Rebel South Ossetia votes for new leader
The breakaway Georgian region of South Ossetia went to the polls Sunday to elect a new leader for the first time since Russia recognised its independence after Moscow's 2008 war with Tbilisi.
A wide array of 11 candidates, ranging from a cabinet minister to the boss of a bread factory, are vying to become the president of the self-declared statelet of just 70,000 people in the Caucasus mountains.
Whoever succeeds Eduard Kokoity -- the former wrestling champion who has dominated South Ossetia for a decade -- will be seen as illegitimate by most of the world as its independence is recognised only by Russia and a handful of far-flung states.
Meanwhile Dzhambolat Tedeyev -- the main opposition figure in South Ossetia and the trainer of the Russian freestyle wrestling team -- was controversially barred from running on the grounds he had been absent from the region too long.
The nominal favourite is the current minister of emergency situations Anatoly Bibilov, whose candidacy is openly backed by the Kremlin as well as Kokoity who is not allowed to stand for another term.
Polls opened at 0400 GMT and are due to close at 1600 GMT with initial results expected in the evening. Election officials said early signs pointed to a strong turnout.

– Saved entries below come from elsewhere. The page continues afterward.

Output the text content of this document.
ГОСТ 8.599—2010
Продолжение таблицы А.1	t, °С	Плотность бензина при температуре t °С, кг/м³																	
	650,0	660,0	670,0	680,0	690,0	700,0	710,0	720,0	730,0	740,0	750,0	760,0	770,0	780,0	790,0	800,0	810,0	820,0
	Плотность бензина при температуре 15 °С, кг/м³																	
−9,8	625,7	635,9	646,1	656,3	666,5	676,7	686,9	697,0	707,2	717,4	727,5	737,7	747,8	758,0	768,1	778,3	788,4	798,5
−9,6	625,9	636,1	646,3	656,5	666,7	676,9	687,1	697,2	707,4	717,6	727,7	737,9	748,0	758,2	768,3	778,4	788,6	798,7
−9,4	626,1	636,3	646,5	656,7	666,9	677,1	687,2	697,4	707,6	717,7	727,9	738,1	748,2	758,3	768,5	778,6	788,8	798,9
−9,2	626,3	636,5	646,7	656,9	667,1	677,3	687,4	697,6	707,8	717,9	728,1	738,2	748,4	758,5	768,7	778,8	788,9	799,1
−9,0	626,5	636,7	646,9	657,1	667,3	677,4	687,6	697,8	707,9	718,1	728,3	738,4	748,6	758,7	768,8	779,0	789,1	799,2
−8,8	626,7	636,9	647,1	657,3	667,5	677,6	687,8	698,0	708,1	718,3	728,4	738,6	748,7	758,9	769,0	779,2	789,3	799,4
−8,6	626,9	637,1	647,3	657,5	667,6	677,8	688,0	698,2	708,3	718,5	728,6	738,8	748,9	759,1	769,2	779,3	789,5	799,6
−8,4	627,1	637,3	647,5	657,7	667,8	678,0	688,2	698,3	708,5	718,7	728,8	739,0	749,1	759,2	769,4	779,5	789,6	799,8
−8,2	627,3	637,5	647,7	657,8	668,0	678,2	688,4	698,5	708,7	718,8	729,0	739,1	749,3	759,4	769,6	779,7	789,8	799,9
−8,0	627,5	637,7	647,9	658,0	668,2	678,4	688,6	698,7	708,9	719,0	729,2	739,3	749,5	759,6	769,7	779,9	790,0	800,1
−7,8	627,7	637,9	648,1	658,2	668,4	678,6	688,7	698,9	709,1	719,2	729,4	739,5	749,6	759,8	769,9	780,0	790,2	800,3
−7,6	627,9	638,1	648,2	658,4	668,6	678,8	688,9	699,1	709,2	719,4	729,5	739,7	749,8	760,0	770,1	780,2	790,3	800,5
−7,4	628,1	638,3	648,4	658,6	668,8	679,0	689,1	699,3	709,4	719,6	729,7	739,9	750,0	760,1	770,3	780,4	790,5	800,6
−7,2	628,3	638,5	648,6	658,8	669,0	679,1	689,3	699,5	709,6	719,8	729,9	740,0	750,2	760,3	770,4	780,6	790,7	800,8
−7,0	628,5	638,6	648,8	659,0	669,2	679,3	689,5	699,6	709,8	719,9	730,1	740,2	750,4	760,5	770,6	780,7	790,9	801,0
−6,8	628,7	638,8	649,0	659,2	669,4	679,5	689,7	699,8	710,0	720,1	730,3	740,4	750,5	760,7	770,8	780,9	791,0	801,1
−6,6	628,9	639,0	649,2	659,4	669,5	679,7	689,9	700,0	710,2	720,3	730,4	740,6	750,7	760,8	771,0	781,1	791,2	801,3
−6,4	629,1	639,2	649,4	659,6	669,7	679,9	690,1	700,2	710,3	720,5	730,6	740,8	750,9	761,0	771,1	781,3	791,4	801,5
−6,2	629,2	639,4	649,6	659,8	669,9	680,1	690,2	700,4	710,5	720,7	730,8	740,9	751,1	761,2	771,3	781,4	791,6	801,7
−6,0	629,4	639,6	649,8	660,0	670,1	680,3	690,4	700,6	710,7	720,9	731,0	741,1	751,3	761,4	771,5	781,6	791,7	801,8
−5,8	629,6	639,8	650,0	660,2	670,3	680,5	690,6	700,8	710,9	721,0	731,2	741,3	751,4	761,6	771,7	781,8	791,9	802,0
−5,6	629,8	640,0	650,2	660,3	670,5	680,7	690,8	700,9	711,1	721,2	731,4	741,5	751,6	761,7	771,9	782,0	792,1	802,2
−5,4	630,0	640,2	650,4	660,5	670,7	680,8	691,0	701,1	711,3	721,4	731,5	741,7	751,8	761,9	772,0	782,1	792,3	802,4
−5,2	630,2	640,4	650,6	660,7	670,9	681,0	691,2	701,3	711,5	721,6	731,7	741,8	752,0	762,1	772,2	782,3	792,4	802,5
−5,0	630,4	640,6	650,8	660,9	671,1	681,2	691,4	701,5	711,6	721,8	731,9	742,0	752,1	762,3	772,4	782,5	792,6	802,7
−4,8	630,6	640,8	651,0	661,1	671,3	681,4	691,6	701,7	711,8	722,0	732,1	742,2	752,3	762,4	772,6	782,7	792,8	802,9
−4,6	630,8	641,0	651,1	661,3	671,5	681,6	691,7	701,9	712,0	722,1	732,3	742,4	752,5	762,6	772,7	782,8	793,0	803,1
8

"Already we are seeing activity on the part of the electorate," the head of the election commission Bella Pliyeva told official South Ossetian media.
But the outcome of the election -- which will go to a second round if there is no overall winner in the first -- remains in doubt with several other candidates in with a chance of overcoming Bibilov.
These include the leader of the social democratic party Dmitry Tasoyev, minister of information Georgy Kabisov, bread factory chief Vadim Tskhovrebov and former education minister Alla Dzhioyeva.
Whoever wins will inherit a litany of problems besides the lack of recognition for South Ossetia.
Observers say that much of the funding provided by Moscow to rebuild South Ossetia after the 2008 war was siphoned off by corrupt officials and the main city Tskhinvali remains in a dire state, riddled with potholes and turning into a quagmire in bad weather.